Getaways

 
 
 

Welcome to my Jamaican fantasy Montego Bay, Jamaica By Cindy Richards

Taking a bamboo raft ride up the river.

Walking onto the patio of our temporary home in Jamaica, I kept expecting Ricardo Montalban to stand up and welcome me to Fantasy Island. He never did. But our butler, Gladstone, welcomed my husband and I to the villa as he poured us each a rum punch.

Butler? Villa? This must be a fantasy.

And, in a way, it is my mom fantasy: A week of peace and relaxation where someone else cooks the dinner, washes the clothes and makes the beds while I watch the waves and remember why I fell in love with my husband.

When I first got a call from a representative for Villas by Linda Smith asking whether I would like to be her guest for a week on the beach in Jamaica being waited on by a staff of five (cook, butler, laundress, maid and night watchman), I jumped at the chance. Then I looked at the Web site (www.jamaicavillas.com) and realized these places rent for $10,000 or more a week, not including the cost of food and tips for the staff.

I can't go, I told her. This is not the sort of trip normal people take.

Oh, but it is, she insisted. Those who choose the $10,000 villas simply bring two or three other families along to split the costs. Our villa, the aptly-named Serenity, rents for $3,100-$6,000 depending on the time of year and number of people who stay. That is comparable to an all-inclusive resort, she says, with the added benefit of, well, serenity.

So travel we did. And I am glad. A week of nothing was just what the doctor ordered for an exhausted mom and dad and two kids in need of a wind-down before starting a new school year.

For the most part, we spent our days lounging in chaises at the side of the pool, looking out at the aqua sea while the kids swam. We did take a few day trips, although I don't recommend them. Only the jaunt to climb Dunn's River Falls was worth the lengthy traffic backups and bone-charring potholes.

At Smith's behest, we took several other trips to see other villas. Each was more fabulous than the next. Although we didn't peek into all of the more than 50 villas she manages in the area around Montego Bay, we saw enough to know that there is something for every taste-from the white sand beaches of the villas on Discovery Bay to the golf course views at Tryall to the historic mountain top Good Hope Plantation.

Every villa has the two things my kids need for a great vacation: a swimming pool and satellite TV. My kids spent their days alternating between the two-swimming until they were exhausted and then recharging in front of the TV. Three times we dragged them into the sea-once to fish and snorkel, once for a raft ride up the nearby river and a third time for a cruise on a kayak. As long as they were in the boat and out of the saltwater my Lake Michigan-reared children were happy. Too bad for them. They missed a look at the coral reef just off our beach, not to mention the Nemo-bright schools of fish that live there.

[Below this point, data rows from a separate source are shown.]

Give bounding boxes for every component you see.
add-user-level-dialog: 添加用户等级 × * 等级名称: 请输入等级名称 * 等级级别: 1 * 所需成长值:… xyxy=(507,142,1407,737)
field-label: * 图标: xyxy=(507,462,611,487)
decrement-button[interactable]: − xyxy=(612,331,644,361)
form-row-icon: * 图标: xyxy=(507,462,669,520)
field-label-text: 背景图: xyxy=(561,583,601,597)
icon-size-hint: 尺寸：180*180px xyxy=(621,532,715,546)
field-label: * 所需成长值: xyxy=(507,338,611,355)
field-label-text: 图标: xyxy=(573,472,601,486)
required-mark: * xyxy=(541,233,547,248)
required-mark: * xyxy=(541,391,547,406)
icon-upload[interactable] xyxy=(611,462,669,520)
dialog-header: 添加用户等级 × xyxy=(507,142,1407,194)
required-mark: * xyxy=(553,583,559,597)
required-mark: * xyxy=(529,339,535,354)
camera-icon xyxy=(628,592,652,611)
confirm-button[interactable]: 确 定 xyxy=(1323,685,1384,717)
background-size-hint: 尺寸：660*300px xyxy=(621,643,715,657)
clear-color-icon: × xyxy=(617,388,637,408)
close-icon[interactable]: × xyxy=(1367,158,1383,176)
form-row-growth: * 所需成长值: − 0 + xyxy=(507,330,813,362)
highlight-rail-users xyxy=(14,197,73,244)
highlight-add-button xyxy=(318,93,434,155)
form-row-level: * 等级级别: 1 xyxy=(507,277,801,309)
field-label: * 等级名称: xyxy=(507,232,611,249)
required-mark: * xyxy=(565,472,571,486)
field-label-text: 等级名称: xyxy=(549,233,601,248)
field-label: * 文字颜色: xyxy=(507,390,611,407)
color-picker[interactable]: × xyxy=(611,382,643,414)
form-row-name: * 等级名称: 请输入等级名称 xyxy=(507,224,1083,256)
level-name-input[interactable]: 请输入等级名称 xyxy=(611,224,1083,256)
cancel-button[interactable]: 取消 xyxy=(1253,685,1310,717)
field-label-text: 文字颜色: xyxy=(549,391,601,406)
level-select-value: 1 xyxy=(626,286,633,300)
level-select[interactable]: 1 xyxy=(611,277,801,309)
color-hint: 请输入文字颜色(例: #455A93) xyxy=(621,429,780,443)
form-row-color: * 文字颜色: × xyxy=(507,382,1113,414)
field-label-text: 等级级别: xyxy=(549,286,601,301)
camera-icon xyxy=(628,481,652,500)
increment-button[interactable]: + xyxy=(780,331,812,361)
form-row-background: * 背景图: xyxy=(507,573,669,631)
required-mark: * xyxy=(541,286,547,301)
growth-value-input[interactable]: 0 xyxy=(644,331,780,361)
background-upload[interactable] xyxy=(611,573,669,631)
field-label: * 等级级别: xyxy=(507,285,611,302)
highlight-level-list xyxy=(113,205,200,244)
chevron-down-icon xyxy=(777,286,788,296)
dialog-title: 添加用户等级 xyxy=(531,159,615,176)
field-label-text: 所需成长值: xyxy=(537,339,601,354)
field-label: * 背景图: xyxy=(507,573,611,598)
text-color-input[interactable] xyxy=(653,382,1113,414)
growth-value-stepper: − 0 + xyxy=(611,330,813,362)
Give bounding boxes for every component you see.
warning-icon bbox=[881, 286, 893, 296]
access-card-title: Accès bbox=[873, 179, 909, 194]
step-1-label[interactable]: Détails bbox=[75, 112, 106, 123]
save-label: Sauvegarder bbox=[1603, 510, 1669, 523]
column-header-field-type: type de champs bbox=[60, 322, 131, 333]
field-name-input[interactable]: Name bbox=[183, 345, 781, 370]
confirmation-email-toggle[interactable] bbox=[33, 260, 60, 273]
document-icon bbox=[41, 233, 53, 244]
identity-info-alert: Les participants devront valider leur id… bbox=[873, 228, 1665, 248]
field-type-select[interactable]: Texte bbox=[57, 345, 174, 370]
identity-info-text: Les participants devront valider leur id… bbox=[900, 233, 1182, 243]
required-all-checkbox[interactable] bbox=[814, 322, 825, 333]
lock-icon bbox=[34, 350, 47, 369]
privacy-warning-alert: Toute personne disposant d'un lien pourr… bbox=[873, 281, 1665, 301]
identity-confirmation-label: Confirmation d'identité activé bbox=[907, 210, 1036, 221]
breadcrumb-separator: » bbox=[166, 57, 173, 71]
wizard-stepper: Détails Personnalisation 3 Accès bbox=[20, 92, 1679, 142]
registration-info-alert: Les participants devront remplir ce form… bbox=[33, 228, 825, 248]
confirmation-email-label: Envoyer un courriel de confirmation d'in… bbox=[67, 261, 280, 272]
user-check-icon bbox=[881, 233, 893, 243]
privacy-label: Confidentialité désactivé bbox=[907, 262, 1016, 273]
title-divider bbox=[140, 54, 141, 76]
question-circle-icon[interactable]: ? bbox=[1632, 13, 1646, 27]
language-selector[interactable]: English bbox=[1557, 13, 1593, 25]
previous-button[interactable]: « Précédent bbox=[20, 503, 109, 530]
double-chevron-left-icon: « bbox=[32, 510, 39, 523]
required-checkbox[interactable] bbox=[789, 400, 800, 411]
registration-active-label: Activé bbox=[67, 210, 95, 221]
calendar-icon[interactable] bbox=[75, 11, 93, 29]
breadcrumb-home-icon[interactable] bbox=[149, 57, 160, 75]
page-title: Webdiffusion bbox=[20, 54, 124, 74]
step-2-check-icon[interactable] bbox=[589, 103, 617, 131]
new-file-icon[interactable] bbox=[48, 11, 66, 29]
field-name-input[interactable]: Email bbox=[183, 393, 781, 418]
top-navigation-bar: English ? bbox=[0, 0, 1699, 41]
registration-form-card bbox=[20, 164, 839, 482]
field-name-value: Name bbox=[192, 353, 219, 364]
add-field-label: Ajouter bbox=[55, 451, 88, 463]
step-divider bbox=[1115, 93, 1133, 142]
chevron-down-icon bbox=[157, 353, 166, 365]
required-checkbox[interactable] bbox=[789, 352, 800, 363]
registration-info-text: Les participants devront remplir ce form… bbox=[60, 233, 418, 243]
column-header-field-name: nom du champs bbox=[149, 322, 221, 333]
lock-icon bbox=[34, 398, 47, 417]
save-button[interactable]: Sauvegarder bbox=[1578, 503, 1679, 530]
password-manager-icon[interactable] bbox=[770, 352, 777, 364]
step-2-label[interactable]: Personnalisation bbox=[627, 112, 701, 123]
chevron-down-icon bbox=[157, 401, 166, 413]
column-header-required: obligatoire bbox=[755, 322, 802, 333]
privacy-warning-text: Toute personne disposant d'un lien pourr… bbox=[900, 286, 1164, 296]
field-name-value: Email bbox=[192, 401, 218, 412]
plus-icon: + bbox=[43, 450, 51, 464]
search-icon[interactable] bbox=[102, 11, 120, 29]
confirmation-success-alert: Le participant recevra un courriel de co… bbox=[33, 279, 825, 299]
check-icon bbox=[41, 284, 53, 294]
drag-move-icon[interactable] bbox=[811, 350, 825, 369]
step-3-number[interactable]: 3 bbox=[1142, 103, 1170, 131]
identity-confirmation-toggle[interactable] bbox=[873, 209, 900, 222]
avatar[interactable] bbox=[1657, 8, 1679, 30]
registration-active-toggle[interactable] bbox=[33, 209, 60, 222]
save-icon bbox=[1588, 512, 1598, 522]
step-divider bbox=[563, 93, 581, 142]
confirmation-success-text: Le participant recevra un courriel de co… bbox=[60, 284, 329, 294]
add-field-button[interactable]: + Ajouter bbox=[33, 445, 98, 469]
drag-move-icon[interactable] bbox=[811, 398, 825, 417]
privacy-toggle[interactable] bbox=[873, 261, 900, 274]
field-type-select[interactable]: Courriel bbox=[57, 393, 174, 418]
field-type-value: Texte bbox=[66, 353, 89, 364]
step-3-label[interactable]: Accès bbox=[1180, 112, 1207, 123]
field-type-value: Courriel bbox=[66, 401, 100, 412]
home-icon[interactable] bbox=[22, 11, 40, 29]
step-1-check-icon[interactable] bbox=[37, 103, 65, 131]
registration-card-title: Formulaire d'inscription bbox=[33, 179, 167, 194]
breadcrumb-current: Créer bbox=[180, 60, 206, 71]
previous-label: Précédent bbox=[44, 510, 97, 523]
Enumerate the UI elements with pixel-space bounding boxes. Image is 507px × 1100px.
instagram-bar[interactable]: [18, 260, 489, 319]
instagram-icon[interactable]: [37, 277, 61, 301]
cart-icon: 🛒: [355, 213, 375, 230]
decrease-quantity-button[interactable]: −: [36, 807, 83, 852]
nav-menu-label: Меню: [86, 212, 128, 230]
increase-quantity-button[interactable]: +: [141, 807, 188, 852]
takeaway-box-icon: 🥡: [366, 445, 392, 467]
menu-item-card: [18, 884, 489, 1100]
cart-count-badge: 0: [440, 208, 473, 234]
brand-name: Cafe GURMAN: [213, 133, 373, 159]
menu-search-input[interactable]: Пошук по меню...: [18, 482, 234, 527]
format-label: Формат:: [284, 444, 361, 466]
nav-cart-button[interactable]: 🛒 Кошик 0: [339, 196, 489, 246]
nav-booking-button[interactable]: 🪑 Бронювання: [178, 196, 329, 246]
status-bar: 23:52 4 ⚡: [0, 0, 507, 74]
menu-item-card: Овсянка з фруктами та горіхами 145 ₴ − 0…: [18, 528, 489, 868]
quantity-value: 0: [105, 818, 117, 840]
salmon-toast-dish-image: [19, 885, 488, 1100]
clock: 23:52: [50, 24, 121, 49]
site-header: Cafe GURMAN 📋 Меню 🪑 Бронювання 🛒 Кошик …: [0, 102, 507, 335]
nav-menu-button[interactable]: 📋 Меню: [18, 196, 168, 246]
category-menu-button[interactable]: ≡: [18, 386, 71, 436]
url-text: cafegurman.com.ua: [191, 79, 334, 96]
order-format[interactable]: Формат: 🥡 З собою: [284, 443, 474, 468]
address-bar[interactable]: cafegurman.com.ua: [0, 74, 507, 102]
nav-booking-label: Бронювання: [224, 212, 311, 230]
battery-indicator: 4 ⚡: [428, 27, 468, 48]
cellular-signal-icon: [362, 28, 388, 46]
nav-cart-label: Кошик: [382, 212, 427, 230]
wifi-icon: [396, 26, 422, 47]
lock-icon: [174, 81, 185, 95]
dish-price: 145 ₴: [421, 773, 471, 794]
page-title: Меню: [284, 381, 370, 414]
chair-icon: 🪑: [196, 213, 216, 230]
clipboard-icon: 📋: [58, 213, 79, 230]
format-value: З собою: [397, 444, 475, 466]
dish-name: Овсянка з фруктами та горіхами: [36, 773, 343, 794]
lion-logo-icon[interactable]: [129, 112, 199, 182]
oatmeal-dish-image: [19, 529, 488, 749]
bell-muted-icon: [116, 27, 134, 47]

Two local men we hired for our boating adventures-Henry and Apache-took great care of us. They took us on a bamboo rafting adventure up the river. There, we paid homage to Bob Marley, discovered a plant that grows tiny, hard beads used to make jewelry and learned to play a game with flowers. Along the way, they harvested huge green and yellow coconuts so we could drink the milk and taste the meat. Later, on a sea adventure, they rowed us in a homemade plywood boat and taught the kids to fish by holding the line, not a rod and reel. Apollo even dived under to harvest conch shells, one of which he cleaned and presented to the kids as a gift.

Although Jamaica is not the most picturesque of the Caribbean Islands I have visited (that honor goes to the British Virgin Islands), staying at a villa is certainly a way to make a normal person feel like a queen.

Our staff-Tiny the cook, Maude the maid, Erlymph the laundress (yes, she did all of our laundry so we returned home with a suitcase of clean clothes!), Clive the nightwatchman (we never felt threatened, but most of the villas come with overnight security) and Gladstone, the butler and gardener-were unfailingly pleasant and helpful.

Just like my staff would be on Fantasy Island.

Cindy Richards is the associate editor of Chicago Parent and mom of two children.